The sprawling 50,000-square-foot, $64 million property is just the second designated practice facility to be designed and built expressly for a WNBA team, with the Storm further noting that 85% of all design and engineering team members involved in the project's construction were women and people of color. The finished product holds two professional indoor courts, two 3x3 outdoor courts, a state-of-the-art locker room, and players' lounge, plus designated areas for strength and conditioning, kitchen, dining, and nutrition, and recovery. 

"This facility reflects our commitment to providing our athletes an exceptional environment that supports their growth, health, and performance," said Storm co-owner Ginny Gilder in an official team release. "It’s built for women, by women, embodying our dedication to leading the way in professional women’s sports."

For their part, the team can't wait to make the faciilty their own.

"It's amazing," Storm guard Jewell Loyd told Fox 13. "Not having to drive everywhere around, knowing you have access anytime of the day to get into the gym, to workout." 

Head coach Noelle Quinn said she predicts the team is "never going to leave this building."

"Which is a good thing for me," she continued. "You talk about having an edge in performance. We want our athletes to not only perform on the court, but get whatever they need."

All of the Storm's staff and operations will now live under one roof, and the team also has plans to launch a youth basketball program operating out of the building.

Mystics relocate game to accommodate Caitlin Clark fans

Maya Caldwell, Erica Wheeler, and Lexie Hull of the Indiana Fever celebrate Caitlin Clark
Get ready — Caitlin Clark is coming to town. (Photo by Ron Hoskins/NBAE via Getty Images)

The Caitlin Clark effect is quickly making its mark on the big leagues, as WNBA host teams around the country rush to upgrade their Fever games to larger arenas in order to accommodate surging ticket sales.

With Clark mere weeks away from her Indiana Fever debut, both the Las Vegas Aces and Washington Mystics have officially relocated their scheduled home games with head coach Christie Sides' squad. On Thursday, the Mystics became the latest to adjust their plans, moving their June 7th matchup from Entertainment & Sports Arena in Southwest DC to the more centrally located — and much larger — Capital One Arena "due to unprecedented demand."

The Mystics home court's capacity taps out at 4,200, while Capital One Arena — home to the Wizards, Capitals, and Georgetown Hoya's Men's Basketball — can fit nearly five times that crowd at some 20,000 spectators.

"The move to Capital One Arena will allow for additional fans in the stands as well as premium hospitality options, including Suites and the all-new all-inclusive courtside Hennessy Lofts," the team announced via Thursday's press release.

The Aces were one of the first teams to switch venues, aiming to take on the Indiana Fever in front of as many as 20,000 fans inside T-Mobile Arena on July 2nd. That’s a sizable a boost from their home venue, which holds just 12,000.

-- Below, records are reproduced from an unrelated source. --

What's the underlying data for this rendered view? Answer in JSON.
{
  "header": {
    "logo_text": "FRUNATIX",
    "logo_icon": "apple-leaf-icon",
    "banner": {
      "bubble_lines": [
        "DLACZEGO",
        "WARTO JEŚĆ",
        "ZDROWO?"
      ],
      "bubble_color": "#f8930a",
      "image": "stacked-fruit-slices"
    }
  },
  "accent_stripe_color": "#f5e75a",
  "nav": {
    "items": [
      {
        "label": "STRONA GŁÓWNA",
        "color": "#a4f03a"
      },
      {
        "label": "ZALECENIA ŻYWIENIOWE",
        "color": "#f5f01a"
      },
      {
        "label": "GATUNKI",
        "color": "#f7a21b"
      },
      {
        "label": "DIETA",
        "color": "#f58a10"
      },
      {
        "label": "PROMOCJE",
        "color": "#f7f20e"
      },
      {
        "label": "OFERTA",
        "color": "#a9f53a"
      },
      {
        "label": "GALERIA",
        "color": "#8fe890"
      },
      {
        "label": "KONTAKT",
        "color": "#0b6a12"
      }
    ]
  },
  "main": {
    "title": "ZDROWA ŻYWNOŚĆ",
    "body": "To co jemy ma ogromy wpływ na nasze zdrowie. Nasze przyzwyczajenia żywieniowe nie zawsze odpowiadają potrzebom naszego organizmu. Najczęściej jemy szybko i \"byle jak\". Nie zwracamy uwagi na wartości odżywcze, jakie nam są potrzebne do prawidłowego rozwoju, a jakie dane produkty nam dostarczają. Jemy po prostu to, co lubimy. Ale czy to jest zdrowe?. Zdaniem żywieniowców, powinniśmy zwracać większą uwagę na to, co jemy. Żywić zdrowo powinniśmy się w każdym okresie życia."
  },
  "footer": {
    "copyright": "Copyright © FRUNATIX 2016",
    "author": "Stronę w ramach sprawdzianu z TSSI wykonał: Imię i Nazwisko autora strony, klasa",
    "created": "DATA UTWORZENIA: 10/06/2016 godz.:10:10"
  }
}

For those still planning to face the Fever in their home arenas, ticket prices have skyrocketed. Previously scheduled construction has already forced the LA Sparks to relocate their first five games — including their May 24th clash with the Fever — to Long Beach State's Walter Pyramid. The temporary venue is quite the downsize, holding just 4,000 in comparison to Crypto.com Arena's near-19,000. As of Friday, the get-in price for that game started around $400.

Despite fans launching a Change.org petition urging relocation, the Chicago Sky say they're unable to move their June 23rd Fever meeting from Wintrust Arena's 10,000-seat facility to the 23,500-seat United Center due to a concert. Tickets for that game start around $325 as of Friday.